Create the required Azure resources:

# Create Resource Group
az group create --name pythia-docs --location eastus

# Create Service Bus Namespace
az servicebus namespace create --resource-group pythia-docs --name pythia-sb --location eastus

# Create Service Bus Queues
az servicebus queue create --resource-group pythia-docs --namespace-name pythia-sb --name document-processing
az servicebus queue create --resource-group pythia-docs --namespace-name pythia-sb --name notifications

# Create Storage Account
az storage account create --resource-group pythia-docs --name pythiastorage --location eastus --sku Standard_LRS

# Get connection strings
az servicebus namespace authorization-rule keys list --resource-group pythia-docs --namespace-name pythia-sb --name RootManageSharedAccessKey
az storage account show-connection-string --resource-group pythia-docs --name pythiastorage

Running the Complete System

  1. Start all workers:
# Terminal 1: Document processor (Service Bus)
python document_processor.py

# Terminal 2: Thumbnail generator (Storage Queue)
python thumbnail_generator.py

# Terminal 3: OCR processor (Storage Queue)
python ocr_processor.py

# Terminal 4: Notification service (Service Bus)
python notification_service.py
  1. Upload test documents:
# Terminal 5: Upload documents
python document_uploader.py

Error Handling and Dead Letter Queues

# Configure dead letter queues in Azure
from azure.servicebus import ServiceBusClient
from azure.servicebus.management import ServiceBusAdministrationClient

def setup_dead_letter_handling():
    """Set up dead letter queue handling."""
    mgmt_client = ServiceBusAdministrationClient.from_connection_string(
        "${AZURE_SERVICE_BUS_CONNECTION_STRING}"
    )

    # Update queue properties for dead letter handling
    queue_properties = mgmt_client.get_queue("document-processing")
    queue_properties.max_delivery_count = 3  # Move to DLQ after 3 attempts
    queue_properties.dead_lettering_on_message_expiration = True

    mgmt_client.update_queue(queue_properties)

Monitoring with Azure

Application Insights Integration

# monitoring.py
from azure.monitor.opentelemetry.exporter import AzureMonitorTraceExporter
from opentelemetry import trace
from opentelemetry.sdk.trace import TracerProvider
from opentelemetry.sdk.trace.export import BatchSpanProcessor

def setup_monitoring():
    """Set up Azure Application Insights monitoring."""
    tracer_provider = TracerProvider()
    trace.set_tracer_provider(tracer_provider)
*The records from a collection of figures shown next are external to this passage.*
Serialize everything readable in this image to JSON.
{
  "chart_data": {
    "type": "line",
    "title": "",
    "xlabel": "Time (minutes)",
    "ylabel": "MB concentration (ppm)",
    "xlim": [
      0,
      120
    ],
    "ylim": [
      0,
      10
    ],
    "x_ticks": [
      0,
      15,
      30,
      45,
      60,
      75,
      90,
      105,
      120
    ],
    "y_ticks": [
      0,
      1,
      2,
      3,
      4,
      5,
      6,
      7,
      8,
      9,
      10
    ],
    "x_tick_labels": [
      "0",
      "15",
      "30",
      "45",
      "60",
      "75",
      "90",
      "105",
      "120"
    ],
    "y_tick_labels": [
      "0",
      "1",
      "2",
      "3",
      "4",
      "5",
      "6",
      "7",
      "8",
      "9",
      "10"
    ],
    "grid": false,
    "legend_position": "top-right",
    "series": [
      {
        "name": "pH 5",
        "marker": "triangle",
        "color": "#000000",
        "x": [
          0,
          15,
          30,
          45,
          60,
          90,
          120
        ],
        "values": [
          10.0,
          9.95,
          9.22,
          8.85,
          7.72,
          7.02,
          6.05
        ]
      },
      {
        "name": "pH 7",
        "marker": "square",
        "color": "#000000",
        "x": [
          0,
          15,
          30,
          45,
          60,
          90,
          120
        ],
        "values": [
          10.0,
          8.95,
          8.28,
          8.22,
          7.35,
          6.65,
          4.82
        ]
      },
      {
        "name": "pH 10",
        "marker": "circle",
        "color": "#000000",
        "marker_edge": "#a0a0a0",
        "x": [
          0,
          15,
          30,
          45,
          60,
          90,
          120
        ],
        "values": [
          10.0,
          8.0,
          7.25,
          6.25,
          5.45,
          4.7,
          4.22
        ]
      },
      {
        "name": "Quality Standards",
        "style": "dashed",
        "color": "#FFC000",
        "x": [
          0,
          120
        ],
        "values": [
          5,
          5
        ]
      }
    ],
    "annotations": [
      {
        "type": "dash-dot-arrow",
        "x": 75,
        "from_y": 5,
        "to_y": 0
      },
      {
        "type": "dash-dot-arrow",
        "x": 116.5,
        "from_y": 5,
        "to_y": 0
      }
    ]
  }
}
    exporter = AzureMonitorTraceExporter(
        connection_string="InstrumentationKey=your-key"
    )

    span_processor = BatchSpanProcessor(exporter)
    tracer_provider.add_span_processor(span_processor)

Best Practices

  1. Service Bus vs Storage Queues:
  2. Use Service Bus for critical operations requiring guaranteed delivery
  3. Use Storage Queues for background tasks where occasional message loss is acceptable

  4. Message Handling:

  5. Set appropriate visibility timeouts based on processing time
  6. Implement dead letter queue handling for failed messages
  7. Use correlation IDs for message tracking

  8. Scaling:

  9. Run multiple instances of workers for horizontal scaling
  10. Use auto-scaling based on queue depth metrics
  11. Monitor processing times and adjust worker counts

  12. Cost Optimization:

  13. Use Storage Queues for high-volume, low-priority tasks
  14. Set appropriate message TTL to avoid storage costs
  15. Monitor and optimize message sizes

This example demonstrates a production-ready document processing pipeline using both Azure Service Bus and Storage Queues with Pythia's cloud workers.